My dad moved that same summer and I ended up staying with my best friends parents for a little while. I got a job to pay for transportation. In order to meet my obligations I had to work after school and I quit sports in order to do so. After a few months the living arrangements started to go sour. I began clashing with the people I lived with. Looking back I know they were trying to help me but at the time it was suffocating to be under such strict rule. I left.
That was the first of many mistakes. I moved into a roommate situation with my boss's daughter. I was on my own and I was 16 years old. I was floundering for love, affection, security, and stability. I had dropped out of sports to work--and sports were the one thing that was likely to keep my grades up and keep me in school. I slowly dropped out over a period of time my junior year. I showed up to class less and less and finally stopped altogether. Instead of going to school I went to work. I lived on my own, I worked to pay my bills--I lived an adult life.
I eventually moved back to Orem my senior year and started attending a high school there. I was a very small fish in a huge sea and not many weeks went by before I quit going. There is a power that comes to a child when they have a loving and caring adult in their lives who can pull them when they can't do it themselves. I wish I would have had that.
The Wasatch High School Class of '97 has really stirred the pot for me. It hurts to remember. My family, my friends, my home in Midway, the exhilaration of competition in sports....all the things that meant so much to me were gone in a matter of months. My decisions would continue to drive me to deeper and deeper despair.
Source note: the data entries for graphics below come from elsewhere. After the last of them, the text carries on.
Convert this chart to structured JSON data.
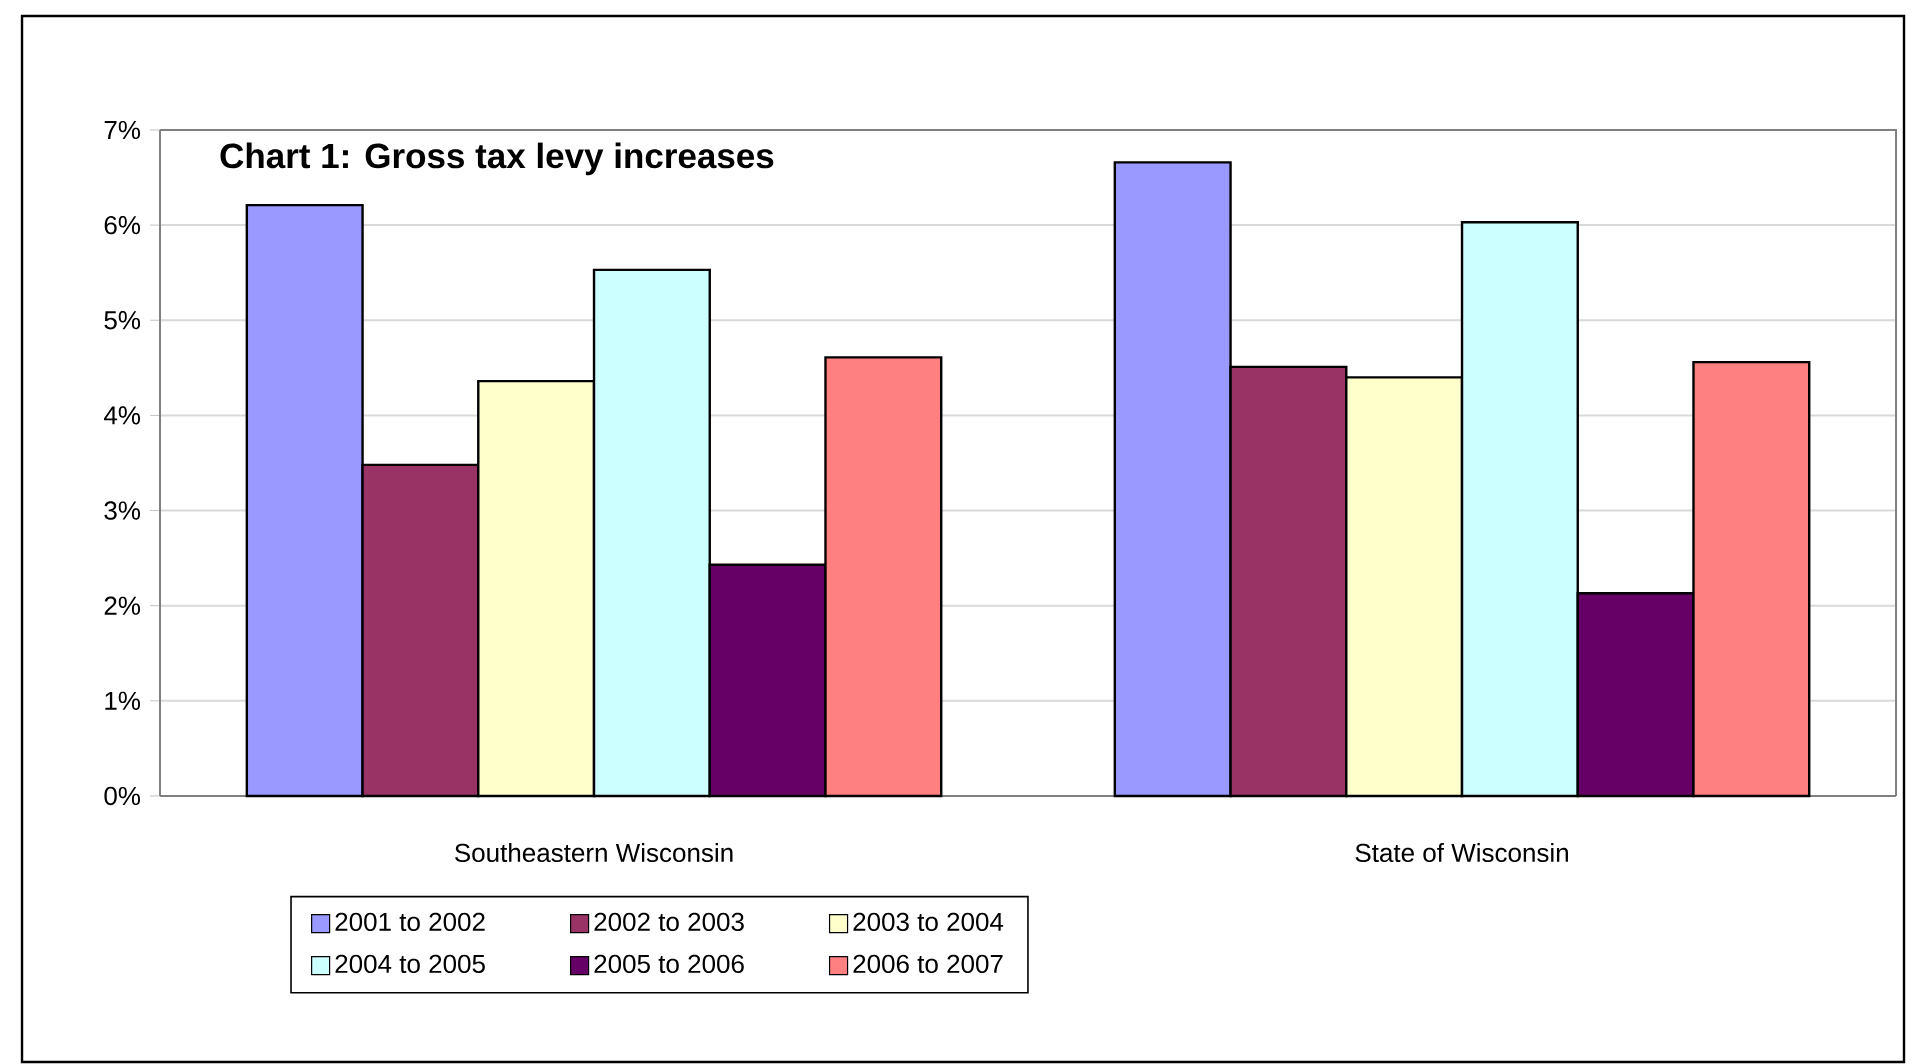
{
  "chart_data": {
    "type": "bar",
    "title": "Chart 1: Gross tax levy increases",
    "categories": [
      "Southeastern Wisconsin",
      "State of Wisconsin"
    ],
    "series": [
      {
        "name": "2001 to 2002",
        "color": "#9999ff",
        "values": [
          6.21,
          6.66
        ]
      },
      {
        "name": "2002 to 2003",
        "color": "#993366",
        "values": [
          3.48,
          4.51
        ]
      },
      {
        "name": "2003 to 2004",
        "color": "#ffffcc",
        "values": [
          4.36,
          4.4
        ]
      },
      {
        "name": "2004 to 2005",
        "color": "#ccffff",
        "values": [
          5.53,
          6.03
        ]
      },
      {
        "name": "2005 to 2006",
        "color": "#660066",
        "values": [
          2.43,
          2.13
        ]
      },
      {
        "name": "2006 to 2007",
        "color": "#ff8080",
        "values": [
          4.61,
          4.56
        ]
      }
    ],
    "ylim": [
      0,
      7
    ],
    "yticks": [
      {
        "value": 0,
        "label": "0%"
      },
      {
        "value": 1,
        "label": "1%"
      },
      {
        "value": 2,
        "label": "2%"
      },
      {
        "value": 3,
        "label": "3%"
      },
      {
        "value": 4,
        "label": "4%"
      },
      {
        "value": 5,
        "label": "5%"
      },
      {
        "value": 6,
        "label": "6%"
      },
      {
        "value": 7,
        "label": "7%"
      }
    ],
    "grid": "y",
    "legend": "bottom"
  }
}
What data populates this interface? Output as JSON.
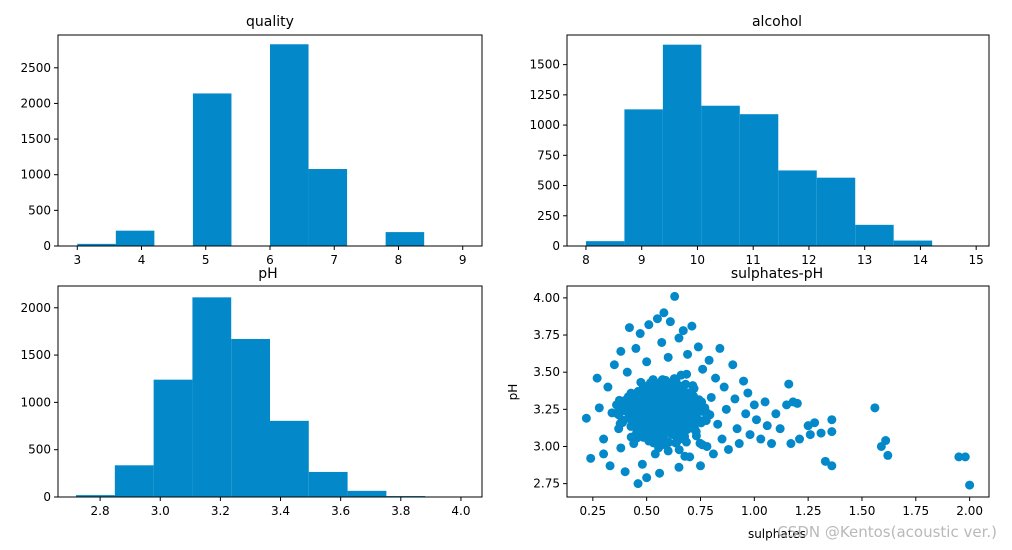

I often ponder if I will tell my kids my regrets, poor decisions, and even secrets about my life that I won't pen on this page. Will it help them? Will it hinder them? Only prayer will give me the answers that I seek when the time comes.
I yearn for my children to gain a testimony of the reality of the Savior before they encumber themselves about with much sorrow from wrong choices. For me, my sorrow led me to Christ, and if my sorrow was the only way to find Christ I would go through it again. He is my lifeline and my friend. He died for me and rose again. He lives. The pain of sin can be unbearable. Christ took my burden of sin upon himself and with his stripes I am healed. O my Savior, how I long to fall at your feet and bathe your feet with my tears of gratitude.
High school is a done deal. As for the class of '97, I bid you farewell. I know that I will graduate one day (from college). I am driven. I will wear a gap and gown and I will smile my best smile. I will take my moment of triumph and tuck it away in my heart. I will be at peace with myself and I will have made my restitution. Until then, I have regrets.